Hermes Agent is the more architecturally ambitious project. The self improving learning loop, multi level memory system, 200+ model support, serverless backends, and built in training data generation represent a vision of what personal AI agents could become when intelligence compounds over time. For developers, researchers, and operators willing to invest in setup and contribute to a younger ecosystem, the long term payoff is compelling. The trade off is narrower platform coverage, a smaller skill library, and the inherent uncertainty of a rapidly evolving project.

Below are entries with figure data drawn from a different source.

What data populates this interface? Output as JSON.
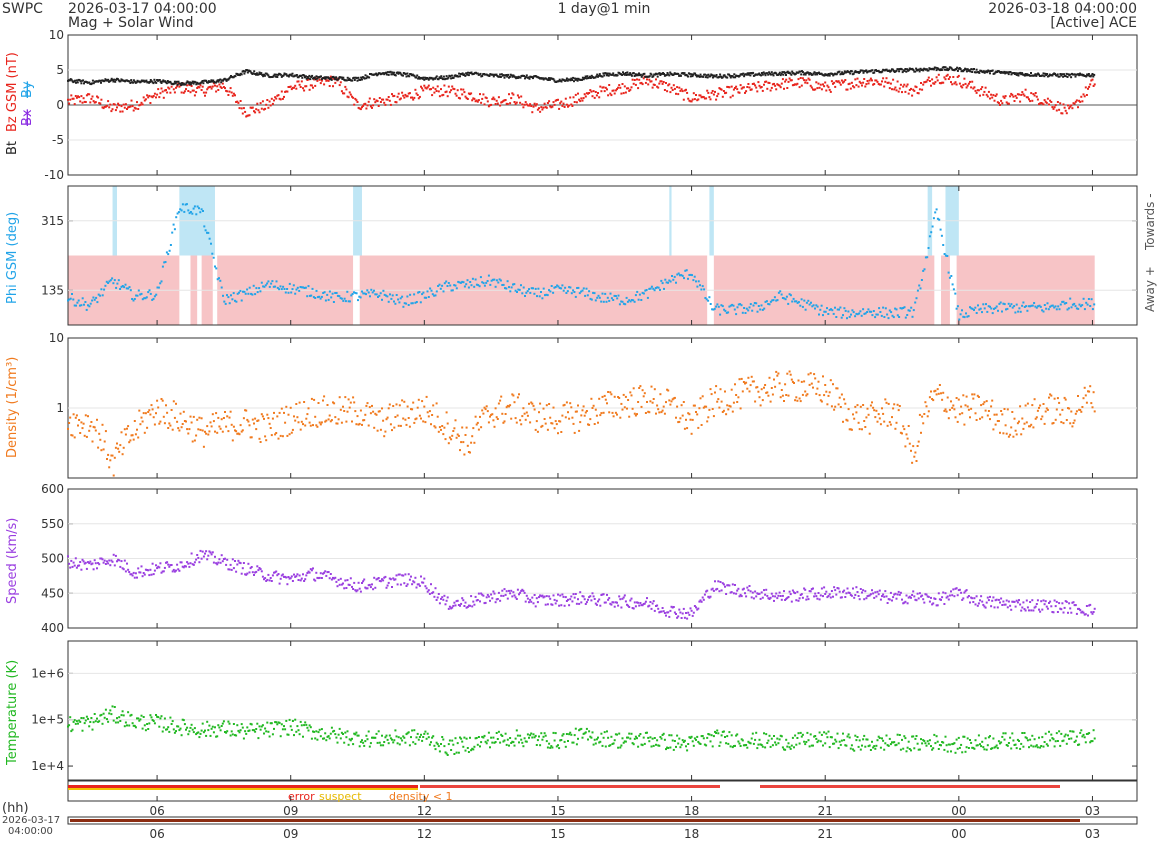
{
  "header": {
    "org": "SWPC",
    "start_time": "2026-03-17 04:00:00",
    "product": "Mag + Solar Wind",
    "span": "1 day@1 min",
    "end_time": "2026-03-18 04:00:00",
    "source": "[Active] ACE"
  },
  "colors": {
    "bt": "#222222",
    "bz": "#e8241c",
    "bx": "#8a2be2",
    "by": "#22a4e8",
    "phi": "#22a4e8",
    "density": "#f07a1e",
    "speed": "#9a3fe0",
    "temperature": "#22b822",
    "away_band": "#f7c4c6",
    "towards_band": "#bfe6f5",
    "flag_error": "#e8241c",
    "flag_suspect": "#f2c200",
    "flag_density": "#f07a1e"
  },
  "chart_data": [
    {
      "type": "scatter",
      "title": "Bz GSM / Bt",
      "ylabel_parts": [
        "Bt",
        "Bz GSM (nT)",
        "Bx",
        "By"
      ],
      "ylim": [
        -10,
        10
      ],
      "yticks": [
        "10",
        "5",
        "0",
        "-5",
        "-10"
      ],
      "x_hours": [
        4,
        28
      ],
      "series": [
        {
          "name": "Bt",
          "key": "bt",
          "x": [
            4.0,
            4.5,
            5.0,
            5.5,
            6.0,
            6.5,
            7.0,
            7.5,
            8.0,
            8.5,
            9.0,
            9.5,
            10.0,
            10.5,
            11.0,
            11.5,
            12.0,
            12.5,
            13.0,
            13.5,
            14.0,
            14.5,
            15.0,
            15.5,
            16.0,
            16.5,
            17.0,
            17.5,
            18.0,
            18.5,
            19.0,
            19.5,
            20.0,
            20.5,
            21.0,
            21.5,
            22.0,
            22.5,
            23.0,
            23.5,
            24.0,
            24.5,
            25.0,
            25.5,
            26.0,
            26.5,
            27.0
          ],
          "values": [
            3.5,
            3.2,
            3.6,
            3.3,
            3.4,
            3.1,
            3.2,
            3.5,
            4.8,
            4.2,
            4.3,
            3.9,
            3.8,
            3.7,
            4.6,
            4.4,
            3.8,
            3.9,
            4.5,
            4.2,
            4.1,
            3.9,
            3.5,
            3.7,
            4.3,
            4.5,
            4.2,
            4.4,
            4.3,
            4.1,
            4.2,
            4.4,
            4.5,
            4.6,
            4.4,
            4.6,
            4.8,
            4.9,
            5.0,
            5.2,
            5.1,
            4.8,
            4.6,
            4.4,
            4.3,
            4.2,
            4.3
          ]
        },
        {
          "name": "Bz GSM",
          "key": "bz",
          "x": [
            4.0,
            4.5,
            5.0,
            5.5,
            6.0,
            6.5,
            7.0,
            7.5,
            8.0,
            8.5,
            9.0,
            9.5,
            10.0,
            10.5,
            11.0,
            11.5,
            12.0,
            12.5,
            13.0,
            13.5,
            14.0,
            14.5,
            15.0,
            15.5,
            16.0,
            16.5,
            17.0,
            17.5,
            18.0,
            18.5,
            19.0,
            19.5,
            20.0,
            20.5,
            21.0,
            21.5,
            22.0,
            22.5,
            23.0,
            23.5,
            24.0,
            24.5,
            25.0,
            25.5,
            26.0,
            26.5,
            27.0
          ],
          "values": [
            0.5,
            1.0,
            -0.5,
            0.0,
            1.5,
            2.5,
            2.0,
            2.8,
            -1.0,
            0.0,
            2.5,
            3.0,
            3.5,
            0.0,
            0.5,
            1.0,
            2.0,
            2.0,
            1.5,
            0.5,
            1.0,
            -0.5,
            0.0,
            1.0,
            2.0,
            2.5,
            3.5,
            2.5,
            1.0,
            1.5,
            2.0,
            2.5,
            3.0,
            3.2,
            2.5,
            3.0,
            3.5,
            3.0,
            2.0,
            4.0,
            3.5,
            2.0,
            0.5,
            1.5,
            0.5,
            -1.0,
            3.0
          ]
        }
      ]
    },
    {
      "type": "scatter",
      "title": "Phi GSM",
      "ylabel": "Phi GSM (deg)",
      "ylim": [
        45,
        405
      ],
      "yticks": [
        "315",
        "135"
      ],
      "right_labels": [
        "Towards -",
        "Away +"
      ],
      "series": [
        {
          "name": "Phi GSM",
          "key": "phi",
          "x": [
            4.0,
            4.5,
            5.0,
            5.5,
            6.0,
            6.5,
            7.0,
            7.5,
            8.0,
            8.5,
            9.0,
            9.5,
            10.0,
            10.5,
            11.0,
            11.5,
            12.0,
            12.5,
            13.0,
            13.5,
            14.0,
            14.5,
            15.0,
            15.5,
            16.0,
            16.5,
            17.0,
            17.5,
            18.0,
            18.5,
            19.0,
            19.5,
            20.0,
            20.5,
            21.0,
            21.5,
            22.0,
            22.5,
            23.0,
            23.5,
            24.0,
            24.5,
            25.0,
            25.5,
            26.0,
            26.5,
            27.0
          ],
          "values": [
            115,
            95,
            160,
            120,
            125,
            350,
            340,
            110,
            125,
            150,
            140,
            130,
            115,
            120,
            125,
            105,
            120,
            145,
            150,
            160,
            140,
            125,
            135,
            130,
            115,
            110,
            125,
            160,
            180,
            85,
            85,
            90,
            120,
            100,
            80,
            75,
            80,
            75,
            80,
            340,
            70,
            85,
            90,
            90,
            90,
            100,
            100
          ]
        }
      ]
    },
    {
      "type": "scatter",
      "title": "Density",
      "ylabel": "Density (1/cm³)",
      "ylim": [
        0.1,
        10
      ],
      "yscale": "log",
      "yticks": [
        "10",
        "1"
      ],
      "series": [
        {
          "name": "Density",
          "key": "density",
          "x": [
            4.0,
            4.5,
            5.0,
            5.5,
            6.0,
            6.5,
            7.0,
            7.5,
            8.0,
            8.5,
            9.0,
            9.5,
            10.0,
            10.5,
            11.0,
            11.5,
            12.0,
            12.5,
            13.0,
            13.5,
            14.0,
            14.5,
            15.0,
            15.5,
            16.0,
            16.5,
            17.0,
            17.5,
            18.0,
            18.5,
            19.0,
            19.5,
            20.0,
            20.5,
            21.0,
            21.5,
            22.0,
            22.5,
            23.0,
            23.5,
            24.0,
            24.5,
            25.0,
            25.5,
            26.0,
            26.5,
            27.0
          ],
          "values": [
            0.65,
            0.6,
            0.15,
            0.45,
            0.95,
            0.7,
            0.45,
            0.55,
            0.6,
            0.5,
            0.7,
            0.9,
            0.85,
            0.9,
            0.6,
            0.8,
            0.95,
            0.55,
            0.3,
            0.85,
            1.0,
            0.75,
            0.7,
            0.75,
            1.0,
            1.2,
            1.3,
            1.1,
            0.6,
            1.2,
            1.5,
            1.8,
            2.0,
            2.0,
            1.8,
            0.8,
            0.7,
            0.9,
            0.15,
            1.5,
            0.9,
            1.0,
            0.6,
            0.7,
            1.0,
            0.8,
            1.5
          ]
        }
      ]
    },
    {
      "type": "scatter",
      "title": "Speed",
      "ylabel": "Speed (km/s)",
      "ylim": [
        400,
        600
      ],
      "yticks": [
        "600",
        "550",
        "500",
        "450",
        "400"
      ],
      "series": [
        {
          "name": "Speed",
          "key": "speed",
          "x": [
            4.0,
            4.5,
            5.0,
            5.5,
            6.0,
            6.5,
            7.0,
            7.5,
            8.0,
            8.5,
            9.0,
            9.5,
            10.0,
            10.5,
            11.0,
            11.5,
            12.0,
            12.5,
            13.0,
            13.5,
            14.0,
            14.5,
            15.0,
            15.5,
            16.0,
            16.5,
            17.0,
            17.5,
            18.0,
            18.5,
            19.0,
            19.5,
            20.0,
            20.5,
            21.0,
            21.5,
            22.0,
            22.5,
            23.0,
            23.5,
            24.0,
            24.5,
            25.0,
            25.5,
            26.0,
            26.5,
            27.0
          ],
          "values": [
            495,
            490,
            500,
            480,
            485,
            490,
            505,
            495,
            485,
            475,
            470,
            478,
            470,
            460,
            465,
            470,
            465,
            435,
            437,
            445,
            450,
            440,
            440,
            443,
            440,
            438,
            435,
            425,
            420,
            460,
            455,
            450,
            445,
            448,
            450,
            452,
            448,
            443,
            445,
            440,
            450,
            438,
            435,
            433,
            432,
            430,
            425
          ]
        }
      ]
    },
    {
      "type": "scatter",
      "title": "Temperature",
      "ylabel": "Temperature (K)",
      "ylim": [
        5000,
        5000000
      ],
      "yscale": "log",
      "yticks": [
        "1e+6",
        "1e+5",
        "1e+4"
      ],
      "series": [
        {
          "name": "Temperature",
          "key": "temperature",
          "x": [
            4.0,
            4.5,
            5.0,
            5.5,
            6.0,
            6.5,
            7.0,
            7.5,
            8.0,
            8.5,
            9.0,
            9.5,
            10.0,
            10.5,
            11.0,
            11.5,
            12.0,
            12.5,
            13.0,
            13.5,
            14.0,
            14.5,
            15.0,
            15.5,
            16.0,
            16.5,
            17.0,
            17.5,
            18.0,
            18.5,
            19.0,
            19.5,
            20.0,
            20.5,
            21.0,
            21.5,
            22.0,
            22.5,
            23.0,
            23.5,
            24.0,
            24.5,
            25.0,
            25.5,
            26.0,
            26.5,
            27.0
          ],
          "values": [
            80000,
            85000,
            130000,
            90000,
            85000,
            70000,
            60000,
            65000,
            55000,
            60000,
            70000,
            55000,
            45000,
            40000,
            38000,
            40000,
            42000,
            25000,
            30000,
            38000,
            40000,
            38000,
            35000,
            45000,
            40000,
            35000,
            38000,
            33000,
            30000,
            40000,
            38000,
            35000,
            33000,
            35000,
            38000,
            33000,
            30000,
            33000,
            30000,
            33000,
            28000,
            32000,
            35000,
            35000,
            38000,
            40000,
            40000
          ]
        }
      ]
    }
  ],
  "flags_legend": {
    "error": "error",
    "suspect": "suspect",
    "density": "density < 1"
  },
  "x_axis": {
    "unit_label": "(hh)",
    "tick_labels": [
      "06",
      "09",
      "12",
      "15",
      "18",
      "21",
      "00",
      "03"
    ],
    "tick_hours": [
      6,
      9,
      12,
      15,
      18,
      21,
      24,
      27
    ],
    "overview_date": "2026-03-17",
    "overview_time": "04:00:00"
  }
}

The most pragmatic advice may be the simplest: start with the problem you are solving today, not the architecture you find more intellectually interesting. If channel breadth solves your problem, start with OpenClaw. If self improvement solves your problem, start with Hermes Agent. If both solve pieces of your problem, run both.
The year 2026 will likely be remembered as the moment personal AI agents went mainstream. Whether the future belongs to gateway first platforms, self improving agents, or some hybrid of both, the most important thing is that the choice exists at all. Open source, self hosted, model agnostic AI assistants that cost less than a coffee subscription to operate are no longer theoretical. They are running on servers right now, getting work done while their operators focus on what matters.